Ma come si è arerivati a questa situazione? Come per altri settori maturi, la crisi partita dal 2009 spiega solo in parte quanto sta accadendo. Certo, la minor domanda di benzina e gasolio è una delle cause. Ma a questo vanno aggiunti gli aumentidei costi (guidato dalla regolamentazione), dalla concorrenza internazionale (l’import di prodotti raffinati dal Far East) e dalla competizione con altri prodotti (come i biocarburanti). In più, il mercato tenderà a domandare sempre più prodotti per i quali l’offerta europea è già corta, come i gasoli, e sempre meno quelli “lunghi”, come le benzine.

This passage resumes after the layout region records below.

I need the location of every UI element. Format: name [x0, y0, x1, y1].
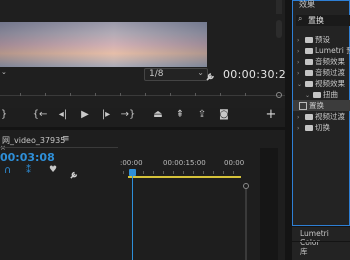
tree-item-distort[interactable]: ⌄ 扭曲 — [305, 89, 350, 100]
sequence-timecode[interactable]: 00:03:08 — [0, 151, 55, 164]
settings-wrench-button[interactable] — [205, 67, 217, 81]
timeline-settings-button[interactable] — [69, 165, 81, 179]
folder-icon — [305, 37, 313, 43]
tree-item-presets[interactable]: › 预设 — [297, 34, 350, 45]
tree-item-video-effects[interactable]: ⌄ 视频效果 — [297, 78, 350, 89]
tree-item-lumetri-presets[interactable]: › Lumetri 预 — [297, 45, 350, 56]
step-back-icon: ◂| — [58, 109, 68, 120]
folder-icon — [305, 59, 313, 65]
tree-item-switch[interactable]: › 切换 — [297, 122, 350, 133]
go-to-in-button[interactable]: {← — [32, 108, 48, 122]
wrench-icon — [70, 171, 78, 179]
scrub-end-handle[interactable] — [276, 92, 282, 98]
premiere-workspace: ⌄ 1/8 ⌄ 00:00:30:26 } {← ◂| ▶ |▸ →} ⏏ ⇞ … — [0, 0, 350, 260]
go-to-out-icon: →} — [120, 109, 136, 120]
tab-underline — [0, 147, 118, 148]
folder-icon — [305, 81, 313, 87]
folder-icon — [313, 92, 321, 98]
tree-item-video-transitions[interactable]: › 视频过渡 — [297, 111, 350, 122]
transport-controls: } {← ◂| ▶ |▸ →} ⏏ ⇞ ⇪ ◙ + — [0, 108, 285, 124]
program-preview-image — [0, 22, 207, 67]
chevron-down-icon: ⌄ — [1, 68, 7, 76]
extract-icon: ⇞ — [175, 109, 185, 120]
add-marker-icon[interactable]: ♥ — [49, 165, 57, 175]
chevron-down-icon: ⌄ — [197, 68, 204, 77]
folder-icon — [305, 114, 313, 120]
go-to-out-button[interactable]: →} — [120, 108, 136, 122]
menu-icon[interactable]: ≡ — [62, 134, 70, 144]
go-to-in-icon: {← — [32, 109, 48, 120]
resolution-dropdown[interactable]: 1/8 ⌄ — [144, 68, 208, 81]
snap-icon[interactable]: ∩ — [4, 165, 11, 176]
chevron-down-icon: ⌄ — [297, 81, 303, 88]
extract-button[interactable]: ⇞ — [172, 108, 188, 122]
zoom-dropdown[interactable]: ⌄ — [0, 68, 12, 79]
monitor-scrollbar-track — [276, 0, 282, 14]
timeline-vertical-scrollbar[interactable] — [245, 189, 247, 260]
playhead-handle[interactable] — [129, 169, 136, 176]
sequence-tab-title[interactable]: 网_video_37935 — [2, 135, 65, 146]
in-out-range-bar[interactable] — [128, 176, 241, 178]
effects-search-input[interactable]: ⌕ 置换 — [296, 14, 350, 26]
play-icon: ▶ — [81, 109, 89, 120]
search-value: 置换 — [308, 16, 324, 25]
playhead-line — [132, 176, 133, 260]
plus-icon: + — [265, 107, 277, 122]
step-forward-button[interactable]: |▸ — [98, 108, 114, 122]
chevron-right-icon: › — [297, 125, 300, 132]
timeline-panel: × 网_video_37935 ≡ 00:03:08 ∩ ⁑ ♥ :00:00 … — [0, 130, 285, 260]
export-frame-button[interactable]: ⇪ — [194, 108, 210, 122]
play-button[interactable]: ▶ — [77, 108, 93, 122]
tree-item-audio-transitions[interactable]: › 音频过渡 — [297, 67, 350, 78]
mark-out-button[interactable]: } — [0, 108, 8, 122]
effects-panel-title: 效果 — [299, 0, 315, 9]
tree-item-displace[interactable]: 置换 — [293, 100, 350, 111]
add-button[interactable]: + — [263, 108, 279, 122]
effect-icon — [299, 102, 307, 110]
folder-icon — [305, 70, 313, 76]
scrub-ticks — [0, 93, 285, 97]
lumetri-color-panel: Lumetri Color 库 — [292, 226, 350, 260]
folder-icon — [305, 125, 313, 131]
lift-icon: ⏏ — [153, 109, 163, 120]
camera-button[interactable]: ◙ — [216, 108, 232, 122]
audio-meter — [260, 148, 278, 260]
libraries-tab-title[interactable]: 库 — [300, 246, 308, 257]
vertical-panel-divider — [285, 0, 292, 260]
step-back-button[interactable]: ◂| — [55, 108, 71, 122]
ruler-label-mid: 00:00:15:00 — [163, 159, 206, 167]
monitor-scrollbar[interactable] — [276, 20, 282, 38]
lumetri-tab-title[interactable]: Lumetri Color — [300, 229, 350, 247]
export-icon: ⇪ — [197, 109, 207, 120]
tree-item-audio-effects[interactable]: › 音频效果 — [297, 56, 350, 67]
program-monitor: ⌄ 1/8 ⌄ 00:00:30:26 — [0, 0, 293, 108]
ruler-label-end: 00:00 — [224, 159, 245, 167]
mark-out-icon: } — [0, 109, 8, 120]
search-icon: ⌕ — [298, 14, 303, 23]
ruler-label-start: :00:00 — [120, 159, 143, 167]
lift-button[interactable]: ⏏ — [150, 108, 166, 122]
effects-panel: 效果 ⌕ 置换 › 预设 › Lumetri 预 › 音频效果 › 音频过渡 ⌄ 视频效果… — [292, 0, 350, 226]
folder-icon — [305, 48, 313, 54]
step-forward-icon: |▸ — [101, 109, 111, 120]
camera-icon: ◙ — [219, 109, 229, 120]
program-timecode: 00:00:30:26 — [223, 68, 294, 81]
wrench-icon — [206, 73, 214, 81]
resolution-value: 1/8 — [149, 69, 164, 79]
time-ruler-ticks[interactable] — [119, 169, 243, 175]
linked-selection-icon[interactable]: ⁑ — [26, 165, 31, 176]
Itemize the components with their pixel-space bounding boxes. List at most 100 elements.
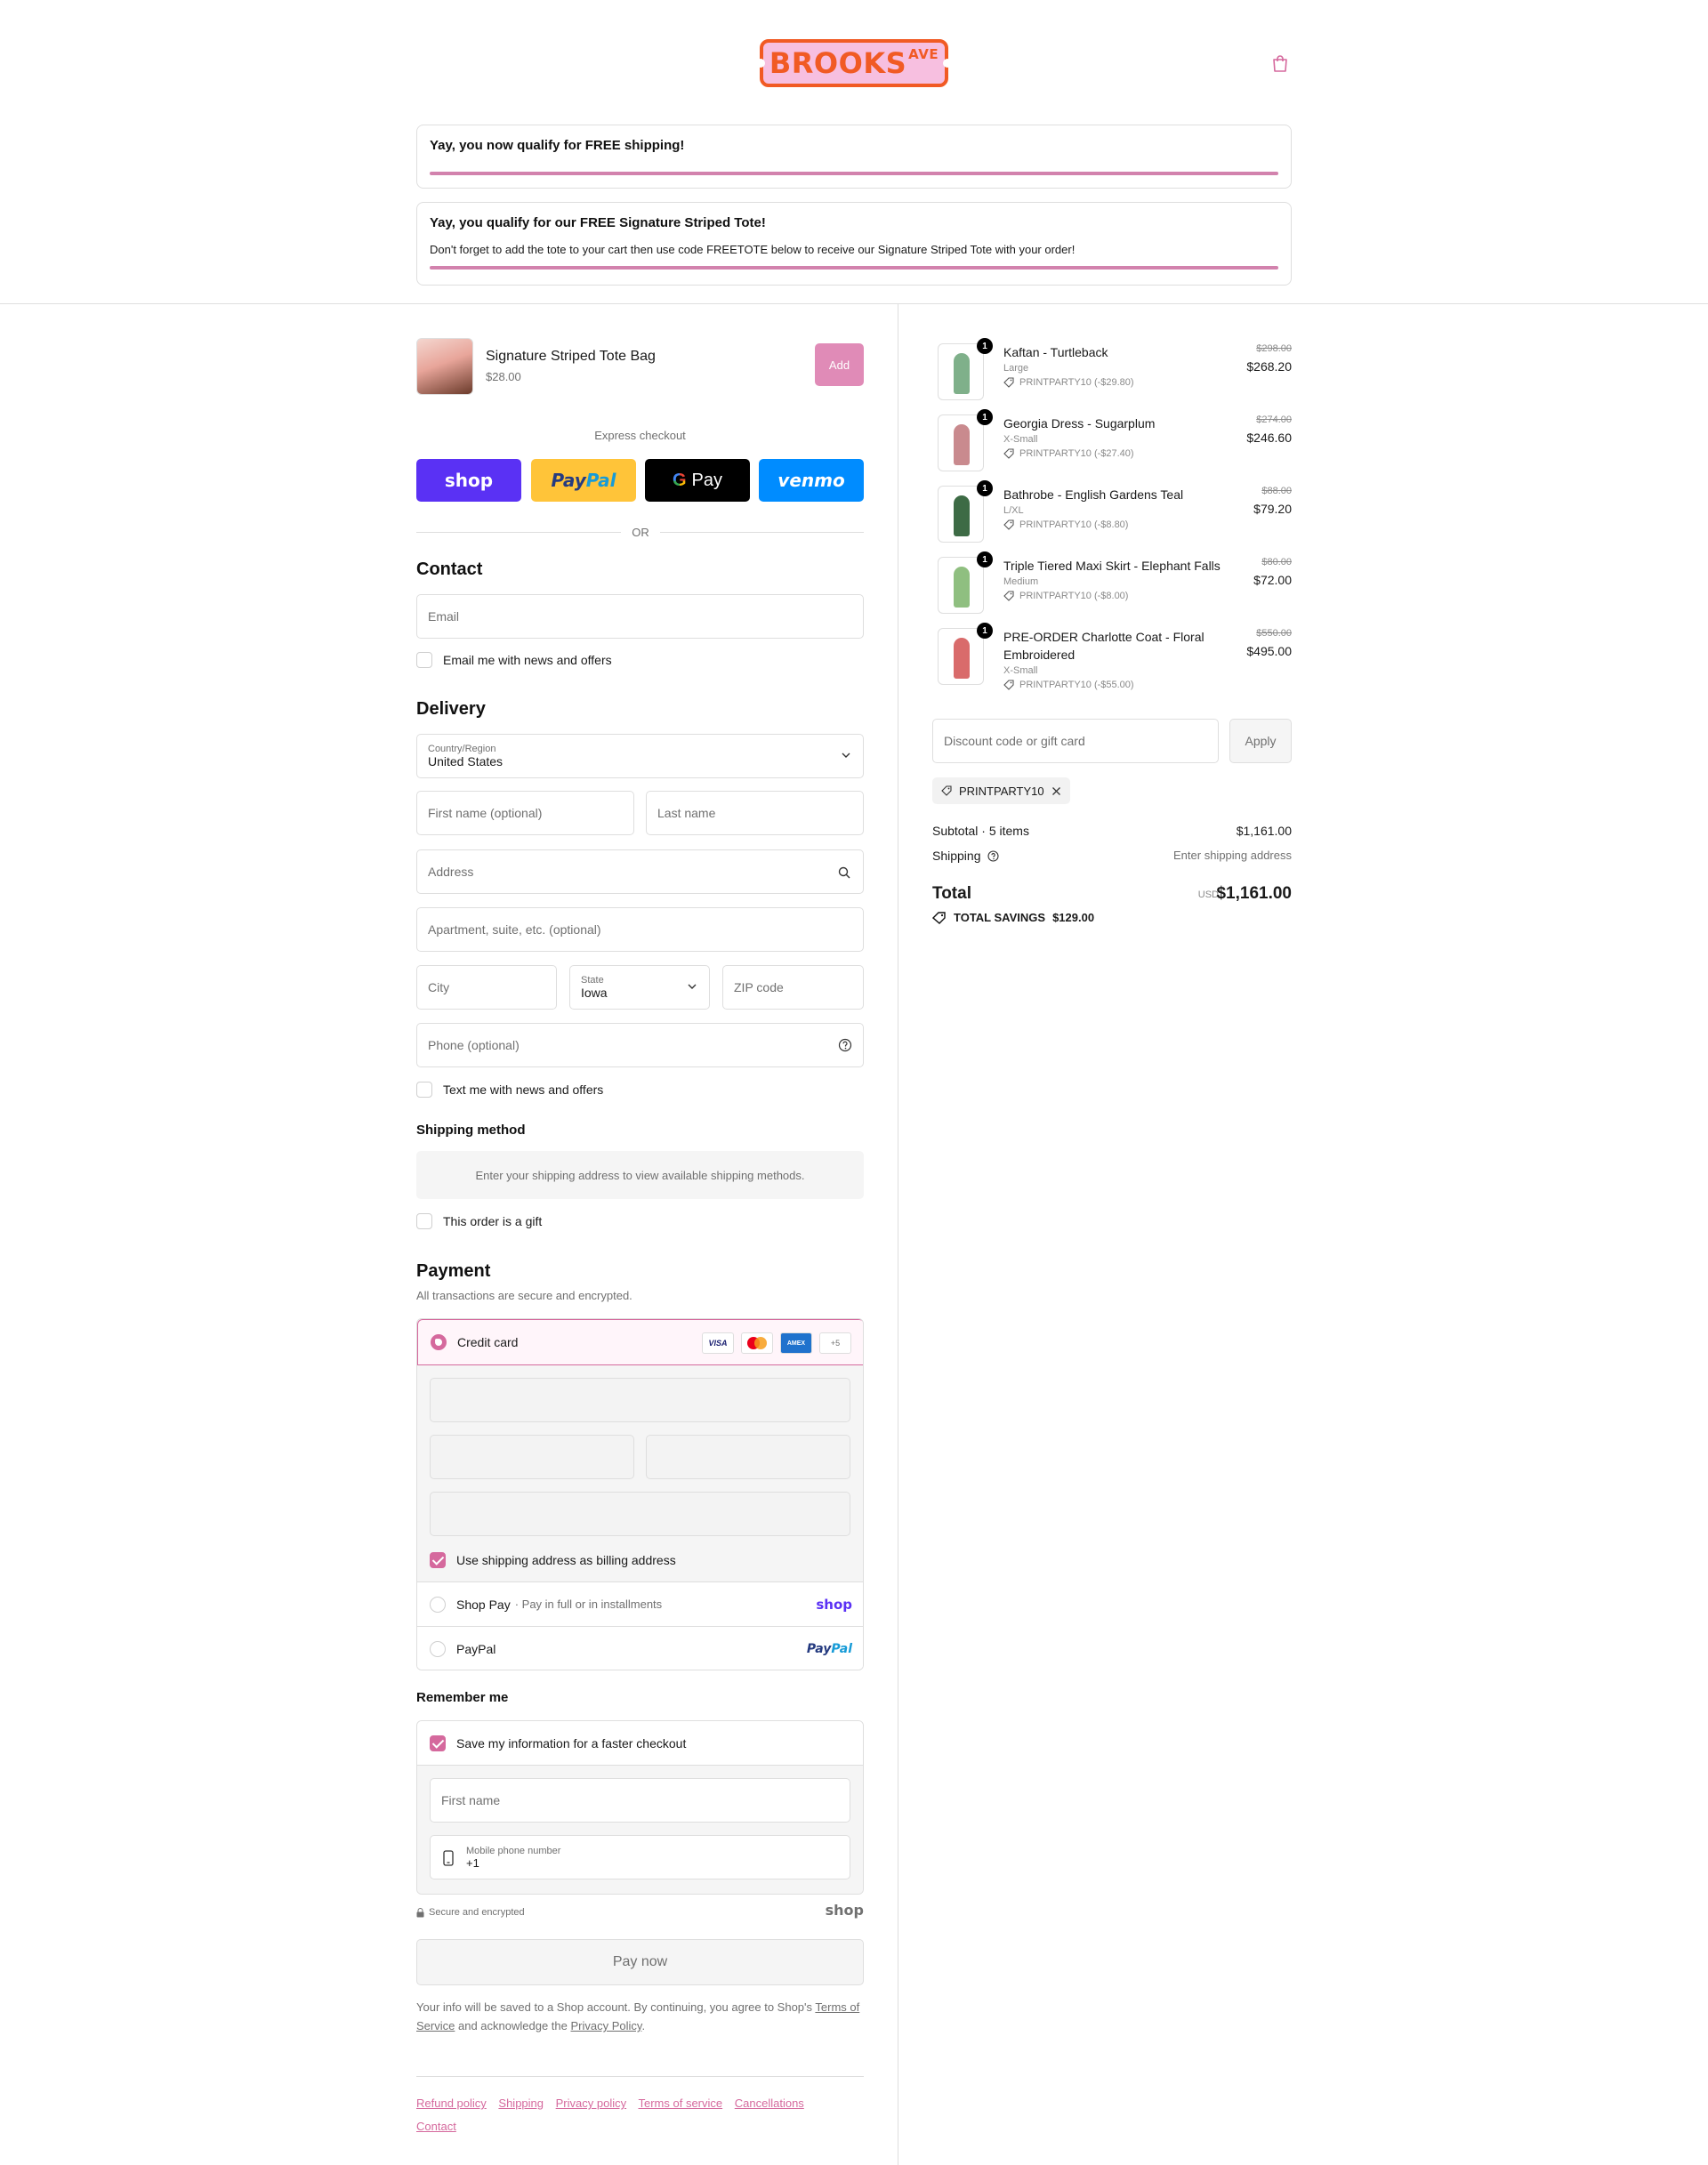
product-thumbnail xyxy=(938,628,984,685)
subtotal-row: Subtotal · 5 items $1,161.00 xyxy=(932,824,1292,838)
tag-icon xyxy=(1003,448,1014,459)
address-field[interactable]: Address xyxy=(416,849,864,894)
item-name: Georgia Dress - Sugarplum xyxy=(1003,416,1156,431)
paypal-logo-a: Pay xyxy=(806,1642,832,1656)
legal-text-3: . xyxy=(641,2019,646,2032)
email-news-label: Email me with news and offers xyxy=(443,653,612,667)
google-pay-button[interactable]: G Pay xyxy=(645,459,750,502)
refund-policy-link[interactable]: Refund policy xyxy=(416,2097,487,2110)
save-info-label: Save my information for a faster checkou… xyxy=(456,1735,687,1751)
free-tote-title: Yay, you qualify for our FREE Signature … xyxy=(430,215,766,230)
item-original-price: $298.00 xyxy=(1256,343,1292,354)
credit-card-option[interactable]: Credit card VISA AMEX +5 xyxy=(417,1319,863,1365)
quantity-badge: 1 xyxy=(977,480,993,496)
mobile-phone-icon xyxy=(443,1850,454,1866)
mobile-phone-field[interactable]: Mobile phone number +1 xyxy=(430,1835,850,1879)
item-discount: PRINTPARTY10 (-$8.00) xyxy=(1003,591,1128,601)
paypal-logo: PayPal xyxy=(807,1642,852,1656)
shipping-policy-link[interactable]: Shipping xyxy=(498,2097,544,2110)
amex-icon: AMEX xyxy=(780,1332,812,1354)
item-variant: Medium xyxy=(1003,576,1039,587)
text-news-checkbox[interactable] xyxy=(416,1082,432,1098)
billing-address-checkbox[interactable] xyxy=(430,1552,446,1568)
venmo-button[interactable]: venmo xyxy=(759,459,864,502)
item-original-price: $88.00 xyxy=(1261,486,1292,496)
product-figure xyxy=(954,495,970,536)
privacy-policy-link[interactable]: Privacy policy xyxy=(556,2097,626,2110)
product-figure xyxy=(954,638,970,679)
state-select[interactable]: State Iowa xyxy=(569,965,710,1010)
item-price: $495.00 xyxy=(1246,644,1292,658)
free-tote-text: Don't forget to add the tote to your car… xyxy=(430,243,1076,256)
text-news-option[interactable]: Text me with news and offers xyxy=(416,1082,603,1098)
save-info-option[interactable]: Save my information for a faster checkou… xyxy=(417,1721,863,1766)
country-select[interactable]: Country/Region United States xyxy=(416,734,864,778)
shop-privacy-link[interactable]: Privacy Policy xyxy=(570,2019,641,2032)
tote-bag-thumbnail xyxy=(416,338,473,395)
help-circle-icon[interactable] xyxy=(838,1038,852,1052)
product-thumbnail xyxy=(938,414,984,471)
quantity-badge: 1 xyxy=(977,623,993,639)
free-shipping-progress-bar xyxy=(430,172,1278,175)
apartment-field[interactable]: Apartment, suite, etc. (optional) xyxy=(416,907,864,952)
gift-option[interactable]: This order is a gift xyxy=(416,1213,542,1229)
mobile-phone-label: Mobile phone number xyxy=(466,1845,561,1856)
paypal-button[interactable]: Pay Pal xyxy=(531,459,636,502)
city-field[interactable]: City xyxy=(416,965,557,1010)
item-discount: PRINTPARTY10 (-$29.80) xyxy=(1003,377,1134,388)
card-number-field[interactable] xyxy=(430,1378,850,1422)
contact-title: Contact xyxy=(416,559,483,579)
email-news-option[interactable]: Email me with news and offers xyxy=(416,652,612,668)
express-checkout-label: Express checkout xyxy=(594,429,686,442)
header: BROOKS AVE Yay, you now qualify for FREE … xyxy=(0,0,1708,304)
google-g-icon: G xyxy=(672,470,687,490)
item-name: Triple Tiered Maxi Skirt - Elephant Fall… xyxy=(1003,559,1221,573)
state-value: Iowa xyxy=(581,986,608,1000)
quantity-badge: 1 xyxy=(977,338,993,354)
contact-link[interactable]: Contact xyxy=(416,2120,456,2133)
terms-of-service-link[interactable]: Terms of service xyxy=(639,2097,723,2110)
shop-pay-radio[interactable] xyxy=(430,1596,446,1613)
cancellations-link[interactable]: Cancellations xyxy=(735,2097,804,2110)
email-news-checkbox[interactable] xyxy=(416,652,432,668)
paypal-radio[interactable] xyxy=(430,1641,446,1657)
remember-first-name-field[interactable]: First name xyxy=(430,1778,850,1823)
brand-logo[interactable]: BROOKS AVE xyxy=(756,39,952,87)
product-thumbnail xyxy=(938,343,984,400)
security-code-field[interactable] xyxy=(646,1435,850,1479)
free-tote-banner: Yay, you qualify for our FREE Signature … xyxy=(416,202,1292,286)
discount-code-field[interactable]: Discount code or gift card xyxy=(932,719,1219,763)
shopping-bag-icon[interactable] xyxy=(1270,53,1290,73)
product-thumbnail xyxy=(938,557,984,614)
expiration-date-field[interactable] xyxy=(430,1435,634,1479)
save-info-checkbox[interactable] xyxy=(430,1734,446,1751)
gpay-text: Pay xyxy=(691,470,723,490)
phone-field[interactable]: Phone (optional) xyxy=(416,1023,864,1067)
credit-card-radio[interactable] xyxy=(431,1334,447,1350)
cart-item: 1 Triple Tiered Maxi Skirt - Elephant Fa… xyxy=(932,551,1292,614)
country-value: United States xyxy=(428,754,504,769)
billing-address-option[interactable]: Use shipping address as billing address xyxy=(430,1552,676,1568)
logo-text: BROOKS xyxy=(769,46,907,80)
savings-value: $129.00 xyxy=(1052,911,1095,924)
paypal-option[interactable]: PayPal PayPal xyxy=(417,1627,863,1670)
zip-field[interactable]: ZIP code xyxy=(722,965,864,1010)
gift-checkbox[interactable] xyxy=(416,1213,432,1229)
apply-discount-button[interactable]: Apply xyxy=(1229,719,1292,763)
shop-pay-option[interactable]: Shop Pay · Pay in full or in installment… xyxy=(417,1582,863,1627)
help-circle-icon[interactable] xyxy=(987,850,999,862)
item-original-price: $274.00 xyxy=(1256,414,1292,425)
mobile-phone-value: +1 xyxy=(466,1855,479,1870)
remember-me-box: Save my information for a faster checkou… xyxy=(416,1720,864,1895)
apartment-placeholder: Apartment, suite, etc. (optional) xyxy=(428,922,601,937)
email-field[interactable]: Email xyxy=(416,594,864,639)
payment-title: Payment xyxy=(416,1261,491,1281)
shop-pay-button[interactable]: shop xyxy=(416,459,521,502)
pay-now-button[interactable]: Pay now xyxy=(416,1939,864,1985)
name-on-card-field[interactable] xyxy=(430,1492,850,1536)
add-tote-button[interactable]: Add xyxy=(815,343,864,386)
first-name-field[interactable]: First name (optional) xyxy=(416,791,634,835)
shipping-row: Shipping Enter shipping address xyxy=(932,849,1292,863)
last-name-field[interactable]: Last name xyxy=(646,791,864,835)
close-icon[interactable] xyxy=(1051,786,1061,796)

Una crisi che riguarda tutta l'Europa. Altrove, come nei paesi nordici dove si trovano 56 delle 104 raffinerie europee, hanno problemi ancora maggiori, avendo rese in gasolio inferiori agli impianti italiani e soprattutto dovendo affrontare un graduale peggioramento della qualità dei greggi lavorati, man mano che i giacimenti del Mare del Nord andranno a esaurirsi. Questo potrebbe aprire delle possibilità faviorevoli per gli impianti italiani, a patto di intervenire su alcune inefficienze. Come ha spiegato in un suo articolo Carlo Stagnaro, direttore del cedntro Bruno Leoni ed esperto del problemi energetici.
"Gli svantaggi sono anche parzialmente dovuti ai residui margini di inefficienza nell’organizzazione del lavoro, sicché iniziative tese a incrementare la produttività degli impianti possono sortire risultati importanti rendendo le nostre raffinerie relativamente concorrenziali rispetto a quelle straniere. Tuttavia - scrive Stagnaro - resta ineludibile il tema della fiscalità, in un duplice senso. In primo luogo, l’Italia si caratterizza per un livello delle accise e dell’Iva tra i più alti in Europa, per di più in presenza di continue revisioni al rialzo. Evidentemente tale prassi ha effetti depressivi sui consumi, acuendo la crisi del settore".
C'è poi un altro tema che andrenbbe affontato, secondo l'esperto: "L’Italia è il paese europeo con la più alta aliquota implicita sui profitti d’impresa (circa 35 per cento, contro una media comunitaria attorno al 23 per cento). Peggio ancora della “fotografia”, è il “film”: negli ultimi anni, mentre in Europa il livello medio di tassazione sulle imprese andava declinando, in Italia esso è cresciuto, tra il 2005 e il 2009, dal 20-21 per cento (in linea con la media dell’eurozona) ai livelli attuali. Quindici punti di differenza si sentono, eccome: nel caso della raffinazione, poi, va inclusa la cosiddetta Robin Tax, cioè l’addizionale Ires di dieci punti percentuali che colpisce l’intero settore energetico".